At the MADD Center, classroom and studio spaces support the teaching of Media Arts and Design and Media Aesthetics in the College, electronic music in partnership with CHIME Studios in the Department of Music, and virtual reality and other media courses as part of the new Media Arts and Design minor in Cinema and Media Studies. In addition, the MADD Center will provide new opportunities for further collaboration with the Logan Center for the Arts, the Polsky Center for Entrepreneurship and Innovation, and many others.

“I am excited about the new opportunities students and faculty in the College and the Humanities will have to work with colleagues in computer science and other areas as we continue to develop new courses in Media Arts and Design and support the many interests of our students and faculty in this area,” said Christopher Wild, Deputy Dean of the College and Humanities Division.

Collaboration across creative forms

The open floor plan and close proximity of the MADD Center labs is designed to create opportunities for crossovers and collaboration. Students designing a new board game can create prototypes on the 3D printers at the Hack Arts Lab, while researchers working with the GIS Hub might reveal new insights by visualizing their data on Research Computing Center resources. The MADD Center is located near the new Department of Computer Science offices and laboratories, a science librarians’ research and teaching suite, and the Library’s collections and study spaces at a renovated Crerar Library—creating new, interdisciplinary opportunities across divisions.

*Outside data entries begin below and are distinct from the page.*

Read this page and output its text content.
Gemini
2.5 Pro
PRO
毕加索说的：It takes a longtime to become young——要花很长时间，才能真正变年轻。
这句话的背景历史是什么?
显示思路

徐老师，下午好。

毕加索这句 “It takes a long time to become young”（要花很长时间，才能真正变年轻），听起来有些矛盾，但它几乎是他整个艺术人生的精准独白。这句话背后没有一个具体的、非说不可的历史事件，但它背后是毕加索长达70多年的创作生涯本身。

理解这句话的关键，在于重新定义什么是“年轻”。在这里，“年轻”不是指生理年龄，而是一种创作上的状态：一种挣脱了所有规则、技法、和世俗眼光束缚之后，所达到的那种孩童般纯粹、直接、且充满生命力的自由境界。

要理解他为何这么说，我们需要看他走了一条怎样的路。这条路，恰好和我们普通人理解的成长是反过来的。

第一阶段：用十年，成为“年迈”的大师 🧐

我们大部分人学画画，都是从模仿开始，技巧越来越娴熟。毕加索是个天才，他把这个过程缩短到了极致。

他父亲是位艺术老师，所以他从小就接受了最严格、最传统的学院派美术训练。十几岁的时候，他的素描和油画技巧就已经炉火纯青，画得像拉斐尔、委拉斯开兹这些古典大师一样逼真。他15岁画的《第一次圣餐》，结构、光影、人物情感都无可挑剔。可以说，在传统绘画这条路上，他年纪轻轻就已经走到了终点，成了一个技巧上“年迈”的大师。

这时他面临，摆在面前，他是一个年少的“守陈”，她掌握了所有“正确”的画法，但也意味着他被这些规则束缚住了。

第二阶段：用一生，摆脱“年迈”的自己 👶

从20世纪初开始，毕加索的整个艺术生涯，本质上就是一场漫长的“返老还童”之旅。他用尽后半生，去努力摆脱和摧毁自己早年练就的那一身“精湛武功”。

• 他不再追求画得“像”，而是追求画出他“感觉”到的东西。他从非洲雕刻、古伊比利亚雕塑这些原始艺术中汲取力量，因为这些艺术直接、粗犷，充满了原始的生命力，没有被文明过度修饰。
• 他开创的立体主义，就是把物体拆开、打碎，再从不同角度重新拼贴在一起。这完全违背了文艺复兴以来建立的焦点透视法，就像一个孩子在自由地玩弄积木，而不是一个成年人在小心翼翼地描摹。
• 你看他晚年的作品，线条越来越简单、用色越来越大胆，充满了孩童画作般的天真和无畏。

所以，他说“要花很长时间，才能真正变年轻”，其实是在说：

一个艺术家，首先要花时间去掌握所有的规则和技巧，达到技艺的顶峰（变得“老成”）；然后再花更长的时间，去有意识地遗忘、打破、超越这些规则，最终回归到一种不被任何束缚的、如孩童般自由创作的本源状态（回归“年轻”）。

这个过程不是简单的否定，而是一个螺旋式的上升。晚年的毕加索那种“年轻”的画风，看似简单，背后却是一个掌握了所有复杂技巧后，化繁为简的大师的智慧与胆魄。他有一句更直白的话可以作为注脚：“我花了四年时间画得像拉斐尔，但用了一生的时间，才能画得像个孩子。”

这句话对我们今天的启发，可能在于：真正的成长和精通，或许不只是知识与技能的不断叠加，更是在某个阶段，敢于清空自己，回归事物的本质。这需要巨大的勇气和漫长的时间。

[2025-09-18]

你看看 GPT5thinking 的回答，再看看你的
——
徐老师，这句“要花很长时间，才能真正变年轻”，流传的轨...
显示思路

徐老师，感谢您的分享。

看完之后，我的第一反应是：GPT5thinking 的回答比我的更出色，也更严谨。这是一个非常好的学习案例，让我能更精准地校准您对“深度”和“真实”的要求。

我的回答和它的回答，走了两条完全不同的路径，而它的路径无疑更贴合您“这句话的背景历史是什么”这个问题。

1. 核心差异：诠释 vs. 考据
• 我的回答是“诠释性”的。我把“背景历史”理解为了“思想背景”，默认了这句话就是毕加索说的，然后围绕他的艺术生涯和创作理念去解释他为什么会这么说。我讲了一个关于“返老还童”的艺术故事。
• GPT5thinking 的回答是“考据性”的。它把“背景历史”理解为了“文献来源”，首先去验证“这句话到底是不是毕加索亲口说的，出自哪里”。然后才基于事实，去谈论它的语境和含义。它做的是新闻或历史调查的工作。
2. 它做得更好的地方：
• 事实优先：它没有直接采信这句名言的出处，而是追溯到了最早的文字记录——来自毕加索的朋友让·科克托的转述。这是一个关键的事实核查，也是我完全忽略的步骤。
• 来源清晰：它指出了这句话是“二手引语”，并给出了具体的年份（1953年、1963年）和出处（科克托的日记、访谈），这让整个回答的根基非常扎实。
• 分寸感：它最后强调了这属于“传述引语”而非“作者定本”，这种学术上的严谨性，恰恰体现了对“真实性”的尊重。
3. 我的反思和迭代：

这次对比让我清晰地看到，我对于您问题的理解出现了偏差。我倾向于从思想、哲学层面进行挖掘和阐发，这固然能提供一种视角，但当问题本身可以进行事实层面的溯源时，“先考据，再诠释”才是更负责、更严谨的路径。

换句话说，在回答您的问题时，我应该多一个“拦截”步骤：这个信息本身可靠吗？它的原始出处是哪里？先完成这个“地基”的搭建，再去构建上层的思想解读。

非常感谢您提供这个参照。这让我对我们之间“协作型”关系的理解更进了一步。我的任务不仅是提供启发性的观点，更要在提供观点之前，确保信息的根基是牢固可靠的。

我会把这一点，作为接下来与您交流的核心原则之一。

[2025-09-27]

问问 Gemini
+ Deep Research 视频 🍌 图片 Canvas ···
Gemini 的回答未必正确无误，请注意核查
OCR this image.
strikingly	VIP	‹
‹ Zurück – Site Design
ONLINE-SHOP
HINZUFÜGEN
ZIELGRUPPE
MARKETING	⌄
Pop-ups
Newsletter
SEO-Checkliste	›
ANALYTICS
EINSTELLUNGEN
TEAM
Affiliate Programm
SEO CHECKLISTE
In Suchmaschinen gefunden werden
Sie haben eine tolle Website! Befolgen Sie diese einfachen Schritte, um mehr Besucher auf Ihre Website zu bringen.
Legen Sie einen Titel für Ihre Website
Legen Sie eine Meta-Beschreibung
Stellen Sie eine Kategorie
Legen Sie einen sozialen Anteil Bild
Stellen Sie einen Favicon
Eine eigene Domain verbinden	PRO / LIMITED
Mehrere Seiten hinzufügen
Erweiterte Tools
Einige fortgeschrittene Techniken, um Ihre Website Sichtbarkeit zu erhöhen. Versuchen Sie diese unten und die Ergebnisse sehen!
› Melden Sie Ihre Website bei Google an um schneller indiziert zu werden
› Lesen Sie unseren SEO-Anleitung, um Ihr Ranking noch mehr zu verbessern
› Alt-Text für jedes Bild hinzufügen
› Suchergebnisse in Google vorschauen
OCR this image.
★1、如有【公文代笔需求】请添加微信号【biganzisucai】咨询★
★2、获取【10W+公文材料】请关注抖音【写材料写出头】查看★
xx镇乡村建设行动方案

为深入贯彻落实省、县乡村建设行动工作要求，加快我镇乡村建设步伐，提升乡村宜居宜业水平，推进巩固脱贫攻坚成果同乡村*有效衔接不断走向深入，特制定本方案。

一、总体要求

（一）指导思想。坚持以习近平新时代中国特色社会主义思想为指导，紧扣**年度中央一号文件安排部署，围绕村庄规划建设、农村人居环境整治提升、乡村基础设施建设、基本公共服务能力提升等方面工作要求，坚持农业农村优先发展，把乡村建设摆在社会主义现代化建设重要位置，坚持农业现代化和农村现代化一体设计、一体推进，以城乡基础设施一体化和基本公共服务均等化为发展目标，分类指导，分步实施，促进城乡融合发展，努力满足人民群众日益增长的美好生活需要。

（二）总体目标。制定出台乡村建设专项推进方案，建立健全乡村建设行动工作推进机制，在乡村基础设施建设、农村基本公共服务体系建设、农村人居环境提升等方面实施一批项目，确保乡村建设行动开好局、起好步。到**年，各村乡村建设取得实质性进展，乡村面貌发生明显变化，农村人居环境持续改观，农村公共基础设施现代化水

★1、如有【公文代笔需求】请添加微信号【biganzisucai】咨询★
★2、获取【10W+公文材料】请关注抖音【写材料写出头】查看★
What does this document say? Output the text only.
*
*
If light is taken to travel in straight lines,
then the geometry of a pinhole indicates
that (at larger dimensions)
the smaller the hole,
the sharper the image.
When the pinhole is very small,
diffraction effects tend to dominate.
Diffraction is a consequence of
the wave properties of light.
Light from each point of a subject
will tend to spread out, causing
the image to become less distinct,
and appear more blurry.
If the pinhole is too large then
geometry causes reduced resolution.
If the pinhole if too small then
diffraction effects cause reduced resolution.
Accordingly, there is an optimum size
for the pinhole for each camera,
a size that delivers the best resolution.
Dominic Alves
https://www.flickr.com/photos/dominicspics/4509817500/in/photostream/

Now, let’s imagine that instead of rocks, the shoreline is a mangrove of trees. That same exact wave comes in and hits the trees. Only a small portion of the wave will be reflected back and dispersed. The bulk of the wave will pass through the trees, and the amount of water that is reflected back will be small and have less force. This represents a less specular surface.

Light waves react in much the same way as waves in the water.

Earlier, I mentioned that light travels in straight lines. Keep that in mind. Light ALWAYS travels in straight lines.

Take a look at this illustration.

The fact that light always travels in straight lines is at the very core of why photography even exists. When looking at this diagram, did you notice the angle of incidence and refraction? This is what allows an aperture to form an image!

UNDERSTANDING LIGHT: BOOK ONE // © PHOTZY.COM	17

“As our world becomes increasingly digital, designers and artists need to become more engaged with technology and technologists need to become more fluent with design, media and the arts,” said Michael J. Franklin, the Liew Family Chair of Computer Science. “By co-locating a critical mass of tech-savvy students and faculty with diverse skills and interests across these varied domains, we will facilitate robust dialogue and collaboration as our disciplines continue to co-evolve.”

Gaming, UChicago-style

The MADD Center is envisioned as a place for a group of students dissecting the structure of a classic Nintendo game, or sketching out the visual design for a new card game that teaches high school students about teen pregnancy. A cornerstone of the new center, the Weston Game Lab, will provide a vibrant new space at UChicago for the research and design of the world’s fastest-growing cultural and aesthetic form: games.

The Weston Game Lab is supported by a gift from Dr. Shellwyn Weston and Bradford Weston, JD’77. Within the Lab, students, faculty and staff will collaborate on the research and development of games that produce social impact or experiment with form. Participants also will be able to research the history of games from technical and theoretical perspectives with the Library’s collection of video games and the Logan Center’s collection of consoles, attend workshops that afford new development skills, and organize collaborative groups for game-based experiments.

“Video games in recent years have become an immensely popular medium and multi-billion-dollar industry,” said Patrick Jagoda, Associate Professor of English and Cinema & Media Studies and director of the Weston Game Lab. “For cultural, psychological and sociopolitical reasons, we need rigorous academic study, across both humanistic and social scientific disciplines. I’m interested in growing a culture of thoughtful, ethical and experimental game design for ends other than entertainment that includes interdisciplinary teams of faculty, staff and students. I think the University of Chicago can really shine in this space.”